No conseguí dilucidar el nombre del autor, y en seguida Telesta comenzó a acercarse a mí para ofrecerme otra bebida. No sabía si había advertido cómo observaba los libros.

— ¿Deseas sabiduría, libros, algo de ese estilo? —arriesgué— ¿Sabiduría que pueda volverte mucho más poderosa?

— Eres cínico, pero no te equivocas —admitió, imperturbable— Nunca creas a un thetiano cuando te diga que hace algo por el bien común. Ni a un tanethano. Los tanethanos podían ser todavía más descarados en su búsqueda del puro beneficio, pero, a pesar de todo, carecían de esa fastidiosa pretensión de ser un pueblo aparte. Lord Foryth miraba a todos y a todo desde arriba, pero porque era rico, poderoso y podía permitírselo. Al menos de momento. Me detuve un instante a pensar, preguntándome qué me pediría. No conocía ninguna biblioteca secreta, ni tenía acceso a conocimientos ocultos. Excepto las colecciones heréticas, pero sin duda eso no era suficiente.

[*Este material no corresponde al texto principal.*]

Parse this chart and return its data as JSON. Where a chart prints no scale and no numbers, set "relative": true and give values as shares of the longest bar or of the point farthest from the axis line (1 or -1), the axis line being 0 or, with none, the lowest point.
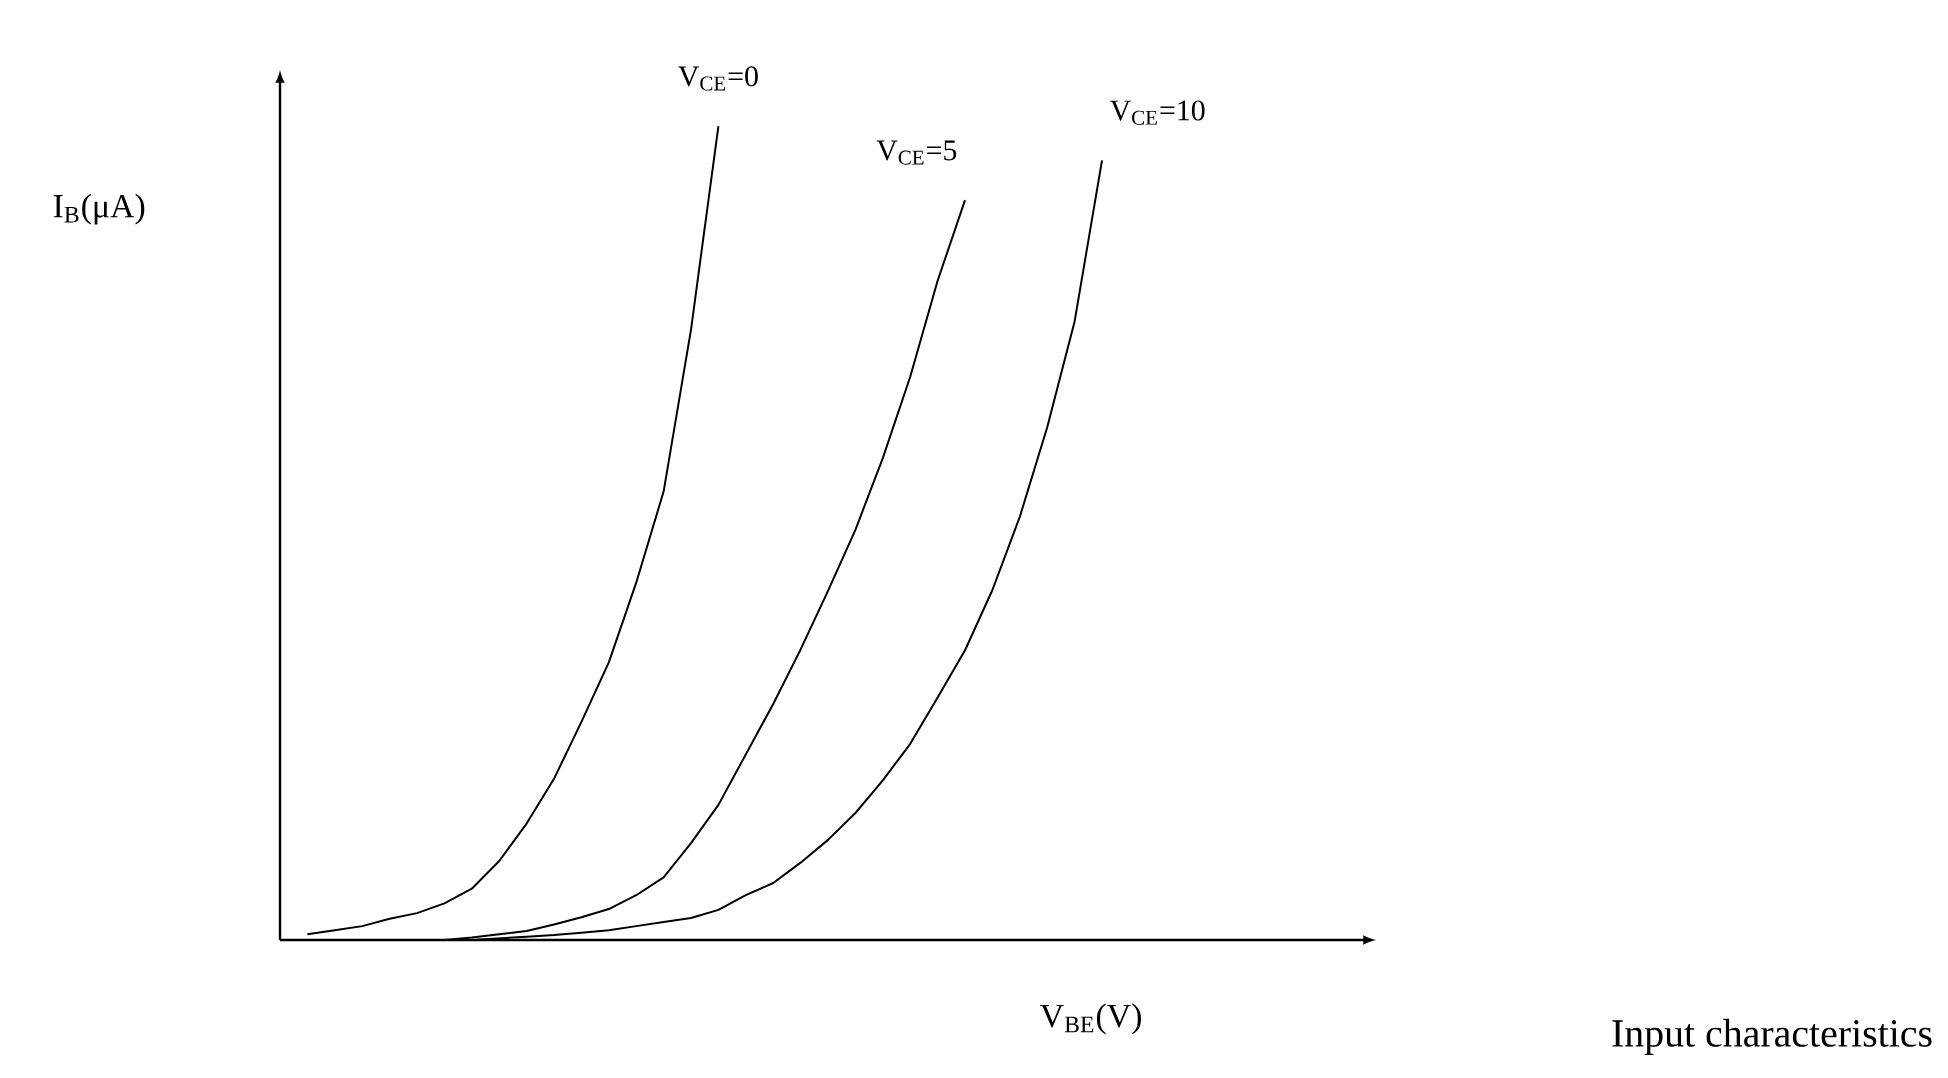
{
  "chart_data": {
    "type": "line",
    "relative": true,
    "xlabel": "V$_{BE}$(V)",
    "ylabel": "I$_{B}$(μA)",
    "annotations": [
      "Input characteristics"
    ],
    "tick_labels": false,
    "marker": "none",
    "line_style": "solid",
    "categories": [
      null,
      null,
      null,
      null,
      null,
      null,
      null,
      null,
      null,
      null,
      null,
      null,
      null,
      null,
      null,
      null,
      null,
      null,
      null,
      null,
      null,
      null,
      null,
      null,
      null,
      null,
      null,
      null,
      null,
      null,
      null,
      null,
      null,
      null,
      null,
      null,
      null,
      null,
      null,
      null,
      null
    ],
    "series": [
      {
        "name": "V$_{CE}$=0",
        "color": "#000000",
        "values": [
          null,
          0.007,
          0.012,
          0.017,
          0.026,
          0.033,
          0.045,
          0.063,
          0.097,
          0.143,
          0.198,
          0.268,
          0.341,
          0.439,
          0.551,
          0.75,
          1.0,
          null,
          null,
          null,
          null,
          null,
          null,
          null,
          null,
          null,
          null,
          null,
          null,
          null,
          null,
          null,
          null,
          null,
          null,
          null,
          null,
          null,
          null,
          null,
          null
        ]
      },
      {
        "name": "V$_{CE}$=5",
        "color": "#000000",
        "values": [
          null,
          null,
          null,
          null,
          null,
          null,
          0,
          0.003,
          0.007,
          0.011,
          0.019,
          0.028,
          0.038,
          0.055,
          0.077,
          0.119,
          0.166,
          0.228,
          0.29,
          0.357,
          0.429,
          0.504,
          0.592,
          0.692,
          0.81,
          0.909,
          null,
          null,
          null,
          null,
          null,
          null,
          null,
          null,
          null,
          null,
          null,
          null,
          null,
          null,
          null
        ]
      },
      {
        "name": "V$_{CE}$=10",
        "color": "#000000",
        "values": [
          null,
          null,
          null,
          null,
          null,
          null,
          null,
          0,
          0.002,
          0.004,
          0.006,
          0.009,
          0.012,
          0.017,
          0.022,
          0.027,
          0.037,
          0.055,
          0.07,
          0.095,
          0.123,
          0.156,
          0.196,
          0.241,
          0.298,
          0.356,
          0.43,
          0.52,
          0.63,
          0.76,
          0.958,
          null,
          null,
          null,
          null,
          null,
          null,
          null,
          null,
          null,
          null
        ]
      }
    ]
  }
}
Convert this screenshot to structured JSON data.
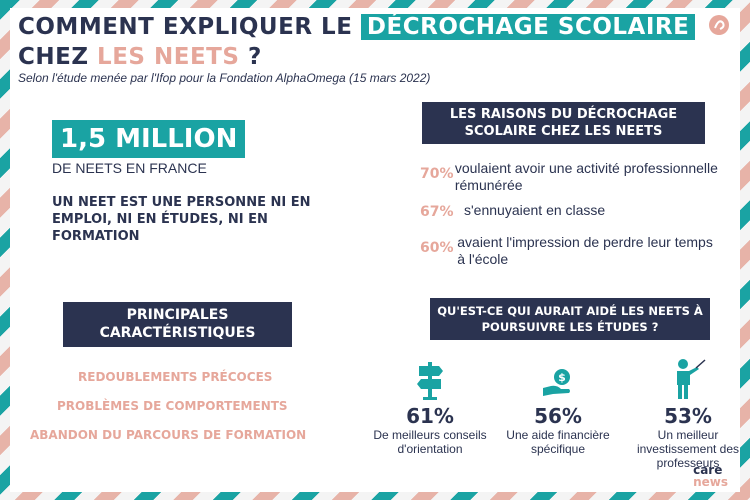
{
  "title": {
    "line1_prefix": "COMMENT EXPLIQUER LE",
    "line1_highlight": "DÉCROCHAGE SCOLAIRE",
    "line2_prefix": "CHEZ",
    "line2_highlight": "LES NEETS",
    "line2_suffix": "?"
  },
  "subtitle": "Selon l'étude menée par l'Ifop pour la Fondation AlphaOmega (15 mars 2022)",
  "stats": {
    "headline": "1,5 MILLION",
    "headline_sub": "DE NEETS EN FRANCE",
    "definition": "UN NEET EST UNE PERSONNE NI EN EMPLOI, NI EN ÉTUDES, NI EN FORMATION"
  },
  "reasons": {
    "heading": "LES RAISONS DU DÉCROCHAGE SCOLAIRE CHEZ LES NEETS",
    "items": [
      {
        "pct": "70%",
        "text": "voulaient avoir une activité professionnelle rémunérée"
      },
      {
        "pct": "67%",
        "text": "s'ennuyaient en classe"
      },
      {
        "pct": "60%",
        "text": "avaient l'impression de perdre leur temps à l'école"
      }
    ]
  },
  "characteristics": {
    "heading": "PRINCIPALES CARACTÉRISTIQUES",
    "items": [
      "REDOUBLEMENTS PRÉCOCES",
      "PROBLÈMES DE COMPORTEMENTS",
      "ABANDON DU PARCOURS DE FORMATION"
    ]
  },
  "help": {
    "heading": "QU'EST-CE QUI AURAIT AIDÉ LES NEETS À POURSUIVRE LES ÉTUDES ?",
    "items": [
      {
        "icon": "signpost-icon",
        "pct": "61%",
        "label": "De meilleurs conseils d'orientation"
      },
      {
        "icon": "money-hand-icon",
        "pct": "56%",
        "label": "Une aide financière spécifique"
      },
      {
        "icon": "teacher-icon",
        "pct": "53%",
        "label": "Un meilleur investissement des professeurs"
      }
    ]
  },
  "brand": {
    "line1": "care",
    "line2": "news"
  },
  "colors": {
    "navy": "#2b3350",
    "teal": "#1aa3a3",
    "pink": "#e6a79b"
  }
}
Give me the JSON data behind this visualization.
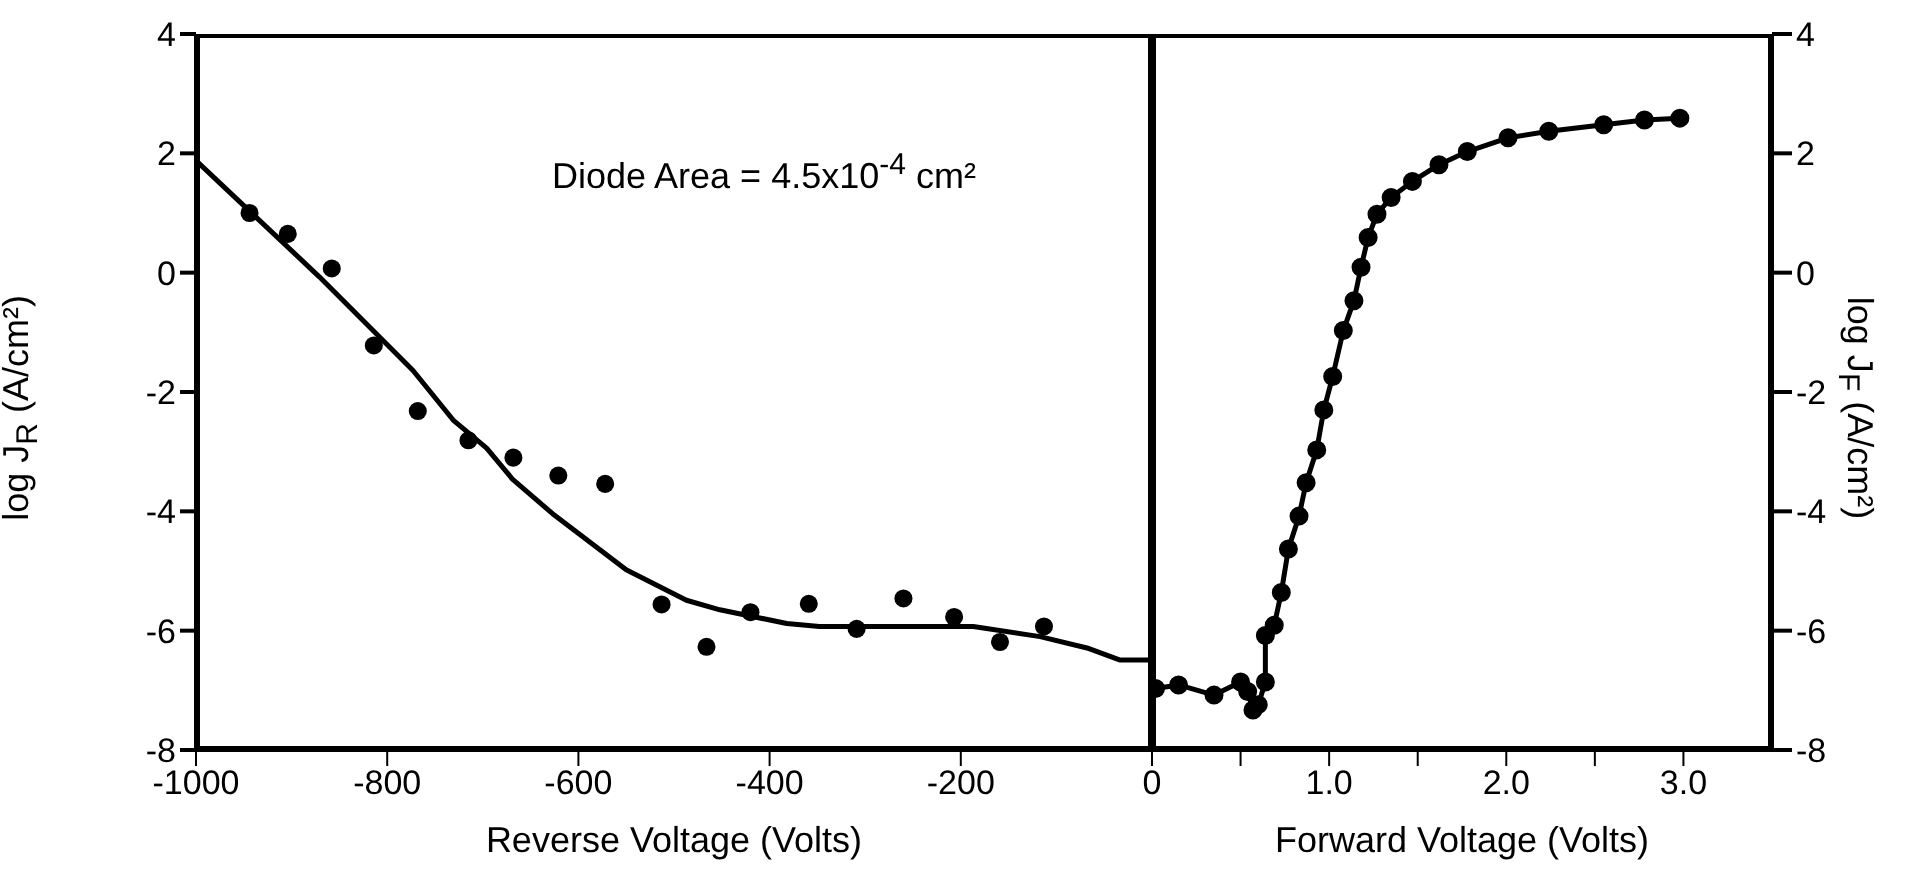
{
  "chart_data": [
    {
      "type": "line",
      "ylabel": "log J$_{R}$ (A/cm²)",
      "xlabel": "Reverse Voltage (Volts)",
      "annotations": [
        "Diode Area = 4.5x10$^{-4}$ cm²"
      ],
      "xlim": [
        -1000,
        0
      ],
      "xticks": [
        -1000,
        -800,
        -600,
        -400,
        -200
      ],
      "ylim": [
        -8,
        4
      ],
      "yticks": [
        -8,
        -6,
        -4,
        -2,
        0,
        2,
        4
      ],
      "series": [
        {
          "type": "scatter",
          "marker": "circle",
          "color": "#000000",
          "x": [
            -944,
            -904,
            -858,
            -814,
            -768,
            -715,
            -668,
            -621,
            -572,
            -513,
            -466,
            -420,
            -359,
            -309,
            -260,
            -207,
            -159,
            -113
          ],
          "values": [
            1.0,
            0.65,
            0.07,
            -1.22,
            -2.32,
            -2.81,
            -3.1,
            -3.4,
            -3.54,
            -5.56,
            -6.27,
            -5.69,
            -5.55,
            -5.97,
            -5.46,
            -5.77,
            -6.19,
            -5.93
          ]
        },
        {
          "marker": "none",
          "line_style": "solid",
          "color": "#000000",
          "x": [
            -1000,
            -955,
            -871,
            -773,
            -731,
            -696,
            -669,
            -627,
            -550,
            -487,
            -452,
            -382,
            -348,
            -187,
            -117,
            -68,
            -34,
            0
          ],
          "values": [
            1.88,
            1.2,
            -0.07,
            -1.64,
            -2.47,
            -2.94,
            -3.46,
            -4.04,
            -4.98,
            -5.49,
            -5.65,
            -5.88,
            -5.93,
            -5.93,
            -6.1,
            -6.29,
            -6.49,
            -6.49
          ]
        }
      ]
    },
    {
      "type": "line",
      "marker": "circle",
      "line_style": "solid",
      "xlabel": "Forward Voltage (Volts)",
      "y2label": "log J$_{F}$ (A/cm²)",
      "xlim": [
        0,
        3.5
      ],
      "xticks": [
        0,
        {
          "value": 0.5,
          "label": null
        },
        {
          "value": 1,
          "label": "1.0"
        },
        {
          "value": 1.5,
          "label": null
        },
        {
          "value": 2,
          "label": "2.0"
        },
        {
          "value": 2.5,
          "label": null
        },
        {
          "value": 3,
          "label": "3.0"
        }
      ],
      "y2lim": [
        -8,
        4
      ],
      "y2ticks": [
        -8,
        -6,
        -4,
        -2,
        0,
        2,
        4
      ],
      "series": [
        {
          "axis": "y2",
          "color": "#000000",
          "x": [
            0.02,
            0.15,
            0.35,
            0.5,
            0.54,
            0.57,
            0.6,
            0.64,
            0.64,
            0.69,
            0.73,
            0.77,
            0.83,
            0.87,
            0.93,
            0.97,
            1.02,
            1.08,
            1.14,
            1.18,
            1.22,
            1.27,
            1.35,
            1.47,
            1.62,
            1.78,
            2.01,
            2.24,
            2.55,
            2.78,
            2.98
          ],
          "values": [
            -6.97,
            -6.91,
            -7.08,
            -6.86,
            -7.02,
            -7.33,
            -7.24,
            -6.86,
            -6.08,
            -5.91,
            -5.36,
            -4.63,
            -4.08,
            -3.52,
            -2.97,
            -2.3,
            -1.74,
            -0.97,
            -0.47,
            0.09,
            0.59,
            0.98,
            1.26,
            1.53,
            1.81,
            2.03,
            2.26,
            2.37,
            2.48,
            2.56,
            2.59
          ]
        }
      ]
    }
  ]
}
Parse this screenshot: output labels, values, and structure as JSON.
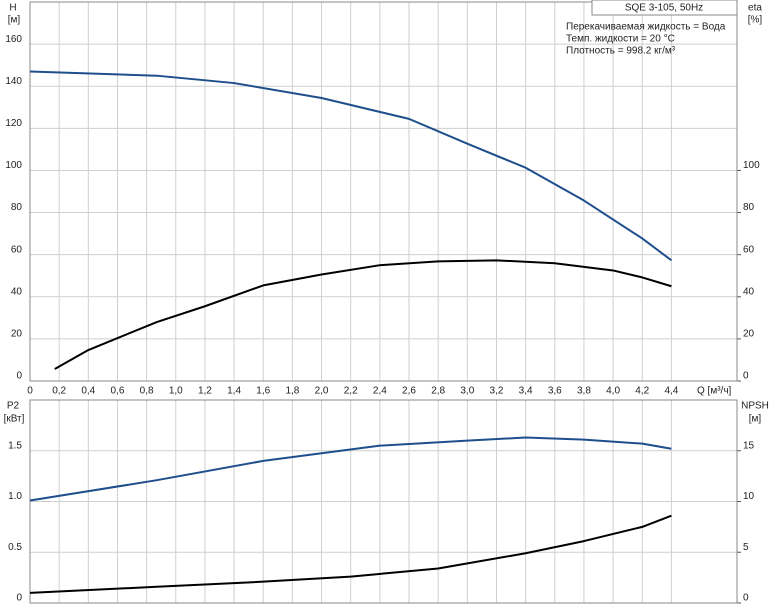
{
  "chart_data": [
    {
      "type": "line",
      "title": "SQE 3-105, 50Hz",
      "ylabel": [
        "H",
        "[м]"
      ],
      "y2label": [
        "eta",
        "[%]"
      ],
      "xlabel": "Q [м³/ч]",
      "annotations": [
        "Перекачиваемая жидкость = Вода",
        "Темп. жидкости = 20 °C",
        "Плотность = 998.2 кг/м³"
      ],
      "xlim": [
        0,
        4.85
      ],
      "xticks": [
        0,
        {
          "value": 0.2,
          "label": "0,2"
        },
        {
          "value": 0.4,
          "label": "0,4"
        },
        {
          "value": 0.6,
          "label": "0,6"
        },
        {
          "value": 0.8,
          "label": "0,8"
        },
        {
          "value": 1.0,
          "label": "1,0"
        },
        {
          "value": 1.2,
          "label": "1,2"
        },
        {
          "value": 1.4,
          "label": "1,4"
        },
        {
          "value": 1.6,
          "label": "1,6"
        },
        {
          "value": 1.8,
          "label": "1,8"
        },
        {
          "value": 2.0,
          "label": "2,0"
        },
        {
          "value": 2.2,
          "label": "2,2"
        },
        {
          "value": 2.4,
          "label": "2,4"
        },
        {
          "value": 2.6,
          "label": "2,6"
        },
        {
          "value": 2.8,
          "label": "2,8"
        },
        {
          "value": 3.0,
          "label": "3,0"
        },
        {
          "value": 3.2,
          "label": "3,2"
        },
        {
          "value": 3.4,
          "label": "3,4"
        },
        {
          "value": 3.6,
          "label": "3,6"
        },
        {
          "value": 3.8,
          "label": "3,8"
        },
        {
          "value": 4.0,
          "label": "4,0"
        },
        {
          "value": 4.2,
          "label": "4,2"
        },
        {
          "value": 4.4,
          "label": "4,4"
        }
      ],
      "ylim": [
        0,
        180
      ],
      "yticks": [
        0,
        20,
        40,
        60,
        80,
        100,
        120,
        140,
        160
      ],
      "y2lim": [
        0,
        180
      ],
      "y2ticks": [
        0,
        20,
        40,
        60,
        80,
        100
      ],
      "grid": true,
      "series": [
        {
          "color": "#1f4e8c",
          "x": [
            0,
            0.87,
            1.4,
            2.0,
            2.6,
            3.0,
            3.4,
            3.8,
            4.2,
            4.4
          ],
          "values": [
            147,
            145,
            141.5,
            134.4,
            124.5,
            112.7,
            101.3,
            85.7,
            67.7,
            57.3
          ]
        },
        {
          "color": "#000000",
          "axis": "y2",
          "x": [
            0.17,
            0.4,
            0.87,
            1.2,
            1.6,
            2.0,
            2.4,
            2.8,
            3.2,
            3.6,
            4.0,
            4.2,
            4.4
          ],
          "values": [
            5.7,
            14.7,
            28,
            35.5,
            45.4,
            50.6,
            55,
            56.8,
            57.3,
            55.9,
            52.5,
            49.2,
            45
          ]
        }
      ]
    },
    {
      "type": "line",
      "ylabel": [
        "P2",
        "[кВт]"
      ],
      "y2label": [
        "NPSH",
        "[м]"
      ],
      "xlim": [
        0,
        4.85
      ],
      "xticks": [
        0,
        0.2,
        0.4,
        0.6,
        0.8,
        1,
        1.2,
        1.4,
        1.6,
        1.8,
        2,
        2.2,
        2.4,
        2.6,
        2.8,
        3,
        3.2,
        3.4,
        3.6,
        3.8,
        4,
        4.2,
        4.4
      ],
      "ylim": [
        0,
        2.0
      ],
      "yticks": [
        0,
        0.5,
        {
          "value": 1.0,
          "label": "1.0"
        },
        1.5
      ],
      "y2lim": [
        0,
        20
      ],
      "y2ticks": [
        0,
        5,
        10,
        15
      ],
      "grid": true,
      "series": [
        {
          "color": "#1f4e8c",
          "x": [
            0,
            0.87,
            1.6,
            2.4,
            3.0,
            3.4,
            3.8,
            4.2,
            4.4
          ],
          "values": [
            1.01,
            1.21,
            1.4,
            1.55,
            1.6,
            1.63,
            1.61,
            1.57,
            1.52
          ]
        },
        {
          "color": "#000000",
          "axis": "y2",
          "x": [
            0,
            0.87,
            1.6,
            2.2,
            2.8,
            3.4,
            3.8,
            4.2,
            4.4
          ],
          "values": [
            1.0,
            1.6,
            2.1,
            2.6,
            3.4,
            4.9,
            6.1,
            7.5,
            8.6
          ]
        }
      ]
    }
  ]
}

¿Los Archivos Imperiales de Selerian Alastre?

Ni con mucha suerte podría acceder a ellos. —Eso podremos obtenerlo por nuestra cuenta cuando haya desaparecido el emperador— afirmó con una leve sonrisa— Se trata de otro sitio, uno que nadie ha visto desde hace casi doscientos años.

Doscientos años. Una ciudad perdida desde que fue tomada, la ciudad sagrada de Aquasilva, una ciudad que se habían llevado las olas. ¿Eso era lo que ella me exigía como pago por unas pocas horas en su biblioteca?